Jaime Jay asks about the Biggest Tax Mistakes Business Owners Make
What would you say are some of the biggest tax mistakes you’ve seen in your experience?
The biggest tax mistakes we see is, as far as in my world of tax planning and running a business and stuff like that, is people, number one, they don’t plan. Okay. They’re just running their business, and they’re not thinking.
So, people spend time, they’re going to buy a car. They spend time, they research what kind of car, in the old days it was consumer reports, right? Now, it’s Google. So, no one spends time planning on things that they could be doing to save money in their taxes. These are tax mistakes that can be costing tens of thousands of dollars a year.
Another big mistake we see is the wrong entity. What type? Are they a sole proprietor, are they an LLC, are they an S corporation, or corporation? What kind of planning went into that? Was it, “I called my attorney, and I told them I wanted to open up a business”? And the attorney’s going to look at it from a legal perspective, and he’s going to choose what’s best from a legal perspective.
Planning On Your Entity Type
But, if you take some planning, and maybe you consult your CPA on that, the two of them can come together and say, okay, well, maybe you can get the best of both worlds. Maybe you could be an LLC, could be good for liability protection, but you could tax yourself like an S corporation or a corporation. So, those are the two big mistakes.
Home Office Deduction
Then, we get into some other mistakes that cost people money. Like, you’re working out of your home and you’re not taking a home office deduction, “Oh, I heard it was a big red flag.” It’s not a red flag.
Yeah I heard that.
The IRS even came out with a safe harbor a couple of years ago, as far as your home office is concerned .
How could you write off your home office? Are you going to get audited?

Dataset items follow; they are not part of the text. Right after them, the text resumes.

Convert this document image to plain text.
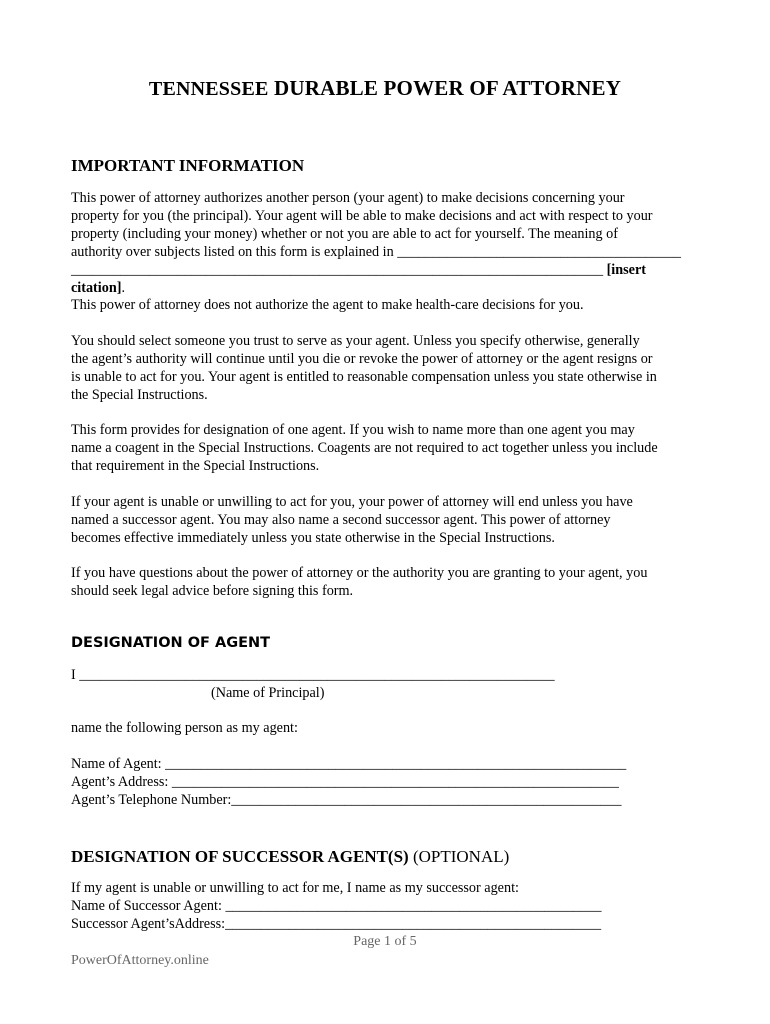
TENNESSEE DURABLE POWER OF ATTORNEY
IMPORTANT INFORMATION

This power of attorney authorizes another person (your agent) to make decisions concerning your

property for you (the principal). Your agent will be able to make decisions and act with respect to your

property (including your money) whether or not you are able to act for yourself. The meaning of

authority over subjects listed on this form is explained in ________________________________________

___________________________________________________________________________ [insert citation].

This power of attorney does not authorize the agent to make health-care decisions for you.

You should select someone you trust to serve as your agent. Unless you specify otherwise, generally

the agent’s authority will continue until you die or revoke the power of attorney or the agent resigns or

is unable to act for you. Your agent is entitled to reasonable compensation unless you state otherwise in

the Special Instructions.

This form provides for designation of one agent. If you wish to name more than one agent you may

name a coagent in the Special Instructions. Coagents are not required to act together unless you include

that requirement in the Special Instructions.

If your agent is unable or unwilling to act for you, your power of attorney will end unless you have

named a successor agent. You may also name a second successor agent. This power of attorney

becomes effective immediately unless you state otherwise in the Special Instructions.

If you have questions about the power of attorney or the authority you are granting to your agent, you

should seek legal advice before signing this form.

DESIGNATION OF AGENT
I ___________________________________________________________________
(Name of Principal)
name the following person as my agent:
Name of Agent: _________________________________________________________________
Agent’s Address: _______________________________________________________________
Agent’s Telephone Number:_______________________________________________________
DESIGNATION OF SUCCESSOR AGENT(S) (OPTIONAL)
If my agent is unable or unwilling to act for me, I name as my successor agent:
Name of Successor Agent: _____________________________________________________
Successor Agent’sAddress:_____________________________________________________
Page 1 of 5
PowerOfAttorney.online
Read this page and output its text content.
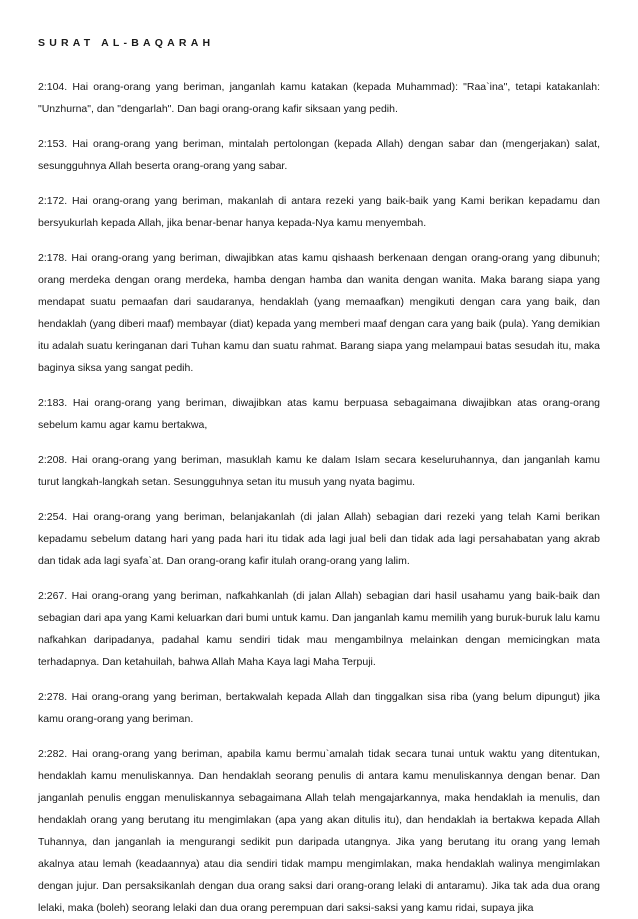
SURAT AL-BAQARAH

2:104. Hai orang-orang yang beriman, janganlah kamu katakan (kepada Muhammad): "Raa`ina", tetapi katakanlah: "Unzhurna", dan "dengarlah". Dan bagi orang-orang kafir siksaan yang pedih.

2:153. Hai orang-orang yang beriman, mintalah pertolongan (kepada Allah) dengan sabar dan (mengerjakan) salat, sesungguhnya Allah beserta orang-orang yang sabar.

2:172. Hai orang-orang yang beriman, makanlah di antara rezeki yang baik-baik yang Kami berikan kepadamu dan bersyukurlah kepada Allah, jika benar-benar hanya kepada-Nya kamu menyembah.

2:178. Hai orang-orang yang beriman, diwajibkan atas kamu qishaash berkenaan dengan orang-orang yang dibunuh; orang merdeka dengan orang merdeka, hamba dengan hamba dan wanita dengan wanita. Maka barang siapa yang mendapat suatu pemaafan dari saudaranya, hendaklah (yang memaafkan) mengikuti dengan cara yang baik, dan hendaklah (yang diberi maaf) membayar (diat) kepada yang memberi maaf dengan cara yang baik (pula). Yang demikian itu adalah suatu keringanan dari Tuhan kamu dan suatu rahmat. Barang siapa yang melampaui batas sesudah itu, maka baginya siksa yang sangat pedih.

2:183. Hai orang-orang yang beriman, diwajibkan atas kamu berpuasa sebagaimana diwajibkan atas orang-orang sebelum kamu agar kamu bertakwa,

2:208. Hai orang-orang yang beriman, masuklah kamu ke dalam Islam secara keseluruhannya, dan janganlah kamu turut langkah-langkah setan. Sesungguhnya setan itu musuh yang nyata bagimu.

2:254. Hai orang-orang yang beriman, belanjakanlah (di jalan Allah) sebagian dari rezeki yang telah Kami berikan kepadamu sebelum datang hari yang pada hari itu tidak ada lagi jual beli dan tidak ada lagi persahabatan yang akrab dan tidak ada lagi syafa`at. Dan orang-orang kafir itulah orang-orang yang lalim.

2:267. Hai orang-orang yang beriman, nafkahkanlah (di jalan Allah) sebagian dari hasil usahamu yang baik-baik dan sebagian dari apa yang Kami keluarkan dari bumi untuk kamu. Dan janganlah kamu memilih yang buruk-buruk lalu kamu nafkahkan daripadanya, padahal kamu sendiri tidak mau mengambilnya melainkan dengan memicingkan mata terhadapnya. Dan ketahuilah, bahwa Allah Maha Kaya lagi Maha Terpuji.

2:278. Hai orang-orang yang beriman, bertakwalah kepada Allah dan tinggalkan sisa riba (yang belum dipungut) jika kamu orang-orang yang beriman.

2:282. Hai orang-orang yang beriman, apabila kamu bermu`amalah tidak secara tunai untuk waktu yang ditentukan, hendaklah kamu menuliskannya. Dan hendaklah seorang penulis di antara kamu menuliskannya dengan benar. Dan janganlah penulis enggan menuliskannya sebagaimana Allah telah mengajarkannya, maka hendaklah ia menulis, dan hendaklah orang yang berutang itu mengimlakan (apa yang akan ditulis itu), dan hendaklah ia bertakwa kepada Allah Tuhannya, dan janganlah ia mengurangi sedikit pun daripada utangnya. Jika yang berutang itu orang yang lemah akalnya atau lemah (keadaannya) atau dia sendiri tidak mampu mengimlakan, maka hendaklah walinya mengimlakan dengan jujur. Dan persaksikanlah dengan dua orang saksi dari orang-orang lelaki di antaramu). Jika tak ada dua orang lelaki, maka (boleh) seorang lelaki dan dua orang perempuan dari saksi-saksi yang kamu ridai, supaya jika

Absolutely not. As long as you do it right, and you document everything you’re doing, you’re allowed to do it. The code is huge. The code allows you to do a lot of things. If you do it, make sure you document it.
And once you have that home office, now all of a sudden you travel from your home to your client, it’s deductible. If you don’t have an office, it’s not. Or, maybe your other office is 60 miles away, so now you make all that mileage deductible.
You have to spend so many hours a week working out of it, but there’s not a business owner I know that doesn’t spend countless hours a week doing work from home.
Well, I work, this is mine. This is where I live right here.
In this little studio, which is a third bedroom, but this is where I live.
YOU SHOULD REVIEW THE THE NEW TAX LAW CHANGES WITH YOUR CPA BEFORE IMPLEMENTING ANY TAX PLANNING STRATEGIES.